Zur Erinnerung: Vor 20 Jahren, als unter dem CDU-Postminister Christian Schwarz-Schilling mit Milliardeninvestitionen das Kupferkabel in der Erde verbuddelt wurde, musste als Begründung die Forderung nach einer „Erweiterung der Programmvielfalt“ (sprich: das Aufbrechen des öffentlich-rechtlichen „Monopols“) herhalten. Heute verlangen die Platzhirsche der technisch überholten Kabelindustrie Bestandsschutz gegen kostengünstigere Alternativen. Ein medienpolitischer Treppenwitz.

Besonders tiefe Breschen schlägt die Rezession derzeit in der Printbranche. Die enormen Einbrüche im Anzeigengeschäft kompensieren die Großverlage durch einen rigorosen Sanierungskurs. Was nicht oder nicht ausreichend rentabel ist, wird eingestellt. Personalabbau im zehnprozentigen Bereich ist die Regel.

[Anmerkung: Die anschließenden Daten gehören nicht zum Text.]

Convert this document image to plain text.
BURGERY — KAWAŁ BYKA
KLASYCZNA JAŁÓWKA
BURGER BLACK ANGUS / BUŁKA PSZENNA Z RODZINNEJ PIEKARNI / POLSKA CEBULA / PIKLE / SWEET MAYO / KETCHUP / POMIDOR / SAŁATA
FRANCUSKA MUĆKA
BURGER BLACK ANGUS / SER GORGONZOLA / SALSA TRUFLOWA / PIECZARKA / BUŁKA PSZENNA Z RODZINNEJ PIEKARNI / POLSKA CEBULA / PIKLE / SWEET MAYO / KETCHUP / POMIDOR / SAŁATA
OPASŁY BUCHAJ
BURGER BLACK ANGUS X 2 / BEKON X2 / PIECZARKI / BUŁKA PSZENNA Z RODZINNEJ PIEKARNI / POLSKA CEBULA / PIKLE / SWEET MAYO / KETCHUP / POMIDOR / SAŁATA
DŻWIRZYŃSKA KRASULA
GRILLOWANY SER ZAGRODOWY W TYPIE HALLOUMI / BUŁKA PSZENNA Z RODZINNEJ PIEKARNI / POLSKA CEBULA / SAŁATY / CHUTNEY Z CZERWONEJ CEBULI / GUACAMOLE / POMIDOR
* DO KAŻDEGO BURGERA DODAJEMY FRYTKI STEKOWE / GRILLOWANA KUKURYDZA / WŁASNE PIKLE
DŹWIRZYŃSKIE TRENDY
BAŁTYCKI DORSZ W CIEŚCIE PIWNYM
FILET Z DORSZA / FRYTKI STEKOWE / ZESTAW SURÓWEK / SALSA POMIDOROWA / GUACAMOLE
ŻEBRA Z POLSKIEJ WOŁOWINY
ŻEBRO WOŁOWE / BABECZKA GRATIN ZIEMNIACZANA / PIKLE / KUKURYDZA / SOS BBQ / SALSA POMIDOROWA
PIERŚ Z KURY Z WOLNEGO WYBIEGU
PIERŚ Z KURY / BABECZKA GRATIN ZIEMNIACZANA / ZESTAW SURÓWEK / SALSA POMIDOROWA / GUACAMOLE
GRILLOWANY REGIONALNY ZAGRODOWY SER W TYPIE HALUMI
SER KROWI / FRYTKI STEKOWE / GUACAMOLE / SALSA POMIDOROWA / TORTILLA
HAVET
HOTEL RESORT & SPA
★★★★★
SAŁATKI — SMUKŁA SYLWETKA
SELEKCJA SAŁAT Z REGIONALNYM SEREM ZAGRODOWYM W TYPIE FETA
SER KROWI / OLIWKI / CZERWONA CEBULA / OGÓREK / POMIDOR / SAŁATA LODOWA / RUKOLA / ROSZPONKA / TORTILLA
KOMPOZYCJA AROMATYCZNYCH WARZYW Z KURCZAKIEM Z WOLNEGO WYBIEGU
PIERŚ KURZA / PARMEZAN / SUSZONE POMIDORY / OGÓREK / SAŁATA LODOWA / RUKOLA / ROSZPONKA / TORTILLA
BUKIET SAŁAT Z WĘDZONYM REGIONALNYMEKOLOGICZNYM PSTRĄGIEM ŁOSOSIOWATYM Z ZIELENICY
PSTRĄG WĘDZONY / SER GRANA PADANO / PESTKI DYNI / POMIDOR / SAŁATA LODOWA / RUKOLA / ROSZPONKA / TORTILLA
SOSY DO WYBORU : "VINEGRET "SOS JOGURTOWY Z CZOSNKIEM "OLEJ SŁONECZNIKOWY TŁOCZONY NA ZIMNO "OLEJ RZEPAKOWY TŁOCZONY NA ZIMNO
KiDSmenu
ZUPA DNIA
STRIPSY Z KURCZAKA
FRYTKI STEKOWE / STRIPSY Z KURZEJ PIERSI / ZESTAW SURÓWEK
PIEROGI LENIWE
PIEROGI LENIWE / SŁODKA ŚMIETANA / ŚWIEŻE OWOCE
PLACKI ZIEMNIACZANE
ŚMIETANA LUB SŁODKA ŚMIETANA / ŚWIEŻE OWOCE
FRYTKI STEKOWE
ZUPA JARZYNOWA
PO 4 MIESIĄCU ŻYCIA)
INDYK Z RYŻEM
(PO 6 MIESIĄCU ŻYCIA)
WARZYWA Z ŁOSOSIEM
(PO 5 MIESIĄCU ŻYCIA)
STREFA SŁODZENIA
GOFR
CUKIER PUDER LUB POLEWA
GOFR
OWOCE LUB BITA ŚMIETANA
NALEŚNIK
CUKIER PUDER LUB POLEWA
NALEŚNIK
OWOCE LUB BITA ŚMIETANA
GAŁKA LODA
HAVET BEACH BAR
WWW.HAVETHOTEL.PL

Überregionale Presse in Existenz bedroht

Ausgerechnet die Existenz der überregionalen Qualitätspresse erscheint gefährdet. Nach der Einstellung von Magazinen, Regionalbeilagen und dem Abbau der Online-Aktivitäten geht es nun, da die wirtschaftliche Erholung auf sich warten lässt, offenbar an die Substanz. Die Prognose von Springer-Vorstandschef Mathias Döpfner, mittelfristig würden allenfalls zwei überregionale Tageszeitungen in Deutschland überleben, erscheint nicht mehr abwegig. In der Not wenden sich einige der Hauptbetroffenen mit Hilfeersuchen an den Staat. So etwa die „Frankfurter Rundschau“, die Mitte Mai vom Land Hessen eine Bürgschaft für den beantragten Kredit in zweistelliger Höhe erhielt, um die Sanierung des trudelnden Verlags zu unterstützen. Angesichts des auch im Printbereich gültigen Postulats der Staatsferne durchaus ein problematischer Vorgang. Vorschläge zur direkten Presseförderung, wie sie auch aus Gewerkschaftskreisen gemacht werden, müssen auf ihre verfassungsrechtliche Zulässigkeit abgeklopft werden. In Schweden hat man mit der staatlichen Förderung von „Zweitzeitungen“ – also Blättern in nachrangiger Marktposition – in den siebziger Jahren gute Erfahrungen gemacht: Die Pressekonzentration wurde seither faktisch gestoppt. Ob solche Vorschläge hierzulande in Zeiten knapper öffentlicher Kassen auf Beifall stoßen, darf wohl füglich bezweifelt werden.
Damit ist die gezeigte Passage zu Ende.